SelectionEvent– A class to store information about a selection event. Stores the top-left and bottom-right coordinates of the selection, as well as the object that the selection was drawn on.
SelectionListener– A selection listener interface used to notify classes when a selection has been drawn on an object.
5. Running the Code
First you need to download the JMF for your operating system. I’m using Windows XP but this program should work under Linux with only a slight modification. Once you’ve downloaded the JMF you need to install it. Under Windows you simply need to run the EXE file. The installer will then detect your video and audio capture devices and install JMF to your hard drive. The installer will even modify your classpath, so there’s no worrying about locations of JAR files later on.

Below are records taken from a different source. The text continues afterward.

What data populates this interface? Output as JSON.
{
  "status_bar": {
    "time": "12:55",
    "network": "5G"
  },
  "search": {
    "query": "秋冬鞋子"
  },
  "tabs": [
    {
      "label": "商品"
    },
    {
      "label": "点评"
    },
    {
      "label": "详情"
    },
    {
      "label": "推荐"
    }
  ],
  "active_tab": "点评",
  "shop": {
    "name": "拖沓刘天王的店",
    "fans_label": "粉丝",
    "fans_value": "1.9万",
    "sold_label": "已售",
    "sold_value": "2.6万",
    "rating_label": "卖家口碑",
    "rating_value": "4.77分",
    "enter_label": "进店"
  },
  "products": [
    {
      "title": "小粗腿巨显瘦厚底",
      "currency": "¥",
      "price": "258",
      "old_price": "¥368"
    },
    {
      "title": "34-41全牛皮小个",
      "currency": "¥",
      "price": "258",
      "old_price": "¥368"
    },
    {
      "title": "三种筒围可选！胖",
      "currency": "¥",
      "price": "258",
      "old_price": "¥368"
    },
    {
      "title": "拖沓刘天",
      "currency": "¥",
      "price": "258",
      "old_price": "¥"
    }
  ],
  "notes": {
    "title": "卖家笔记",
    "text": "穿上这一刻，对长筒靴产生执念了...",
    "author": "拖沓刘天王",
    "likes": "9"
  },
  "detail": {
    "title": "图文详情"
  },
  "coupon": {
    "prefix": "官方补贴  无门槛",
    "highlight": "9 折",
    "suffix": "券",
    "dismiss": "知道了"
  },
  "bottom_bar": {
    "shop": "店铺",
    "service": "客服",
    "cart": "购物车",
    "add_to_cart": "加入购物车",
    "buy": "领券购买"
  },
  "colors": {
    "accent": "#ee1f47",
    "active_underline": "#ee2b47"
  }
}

Once you have downloaded, installed and configured JMF with your capture device then you can download the Java Colour Tracker JAR file and/or source. Note that you may need to edit 2 lines in the
ColourTracker.java file and re-compile, especially if you are not using Windows. These two lines are at the top of
ColourTracker.java and will currently be set to:
public static final String CAPTURE_DEVICE_NAME = "vfw:Microsoft WDM Image Capture (Win32):0"; public static final String CAPTURE_DEVICE_LOCATION = "vfw://0";
If these two lines are not correct for your system then the Java Colour Tracker will not run and you will receive an error similar to:
Initialising video capture device: vfw:Microsoft WDM Image Capture (Win32):0 java.io.IOException: Could not connect to capture device Error Initialising video capture device! javax.media.NoDataSourceException: Error instantiating class: com.sun.media.prot ocol.vfw.DataSource : java.io.IOException: Could not connect to capture device at javax.media.Manager.createDataSource(Manager.java:1012) at CameraController.<init>(CameraController.java:57) at ColourTracker.<init>(ColourTracker.java:36) at ColourTracker.main(ColourTracker.java:88)
Assuming everything is ok, you should see a window similar to the one in the screenshot at the top of this page. You can then adjust the sliders to set the minimum and maximum HSI values for the colour you wish to track. You can also drag a box around the region of colour you wish to track in the left-hand ‘live stream’ window (note that is does not always work!). Once you’ve done that you should only the colour range you have specified in the right-hand ‘processed image’ window where a red box will be drawn around the largest region. The bounding coords of the region will be displayed in the text area at the bottom of the screen. If you telnet to port 5500 and type
Get coords and then press enter you should receive the current coordinates of the object being tracked. You can then use this in your own application to control something like a robot as I did. If you haven’t already, have a look at my ball following lego robot project.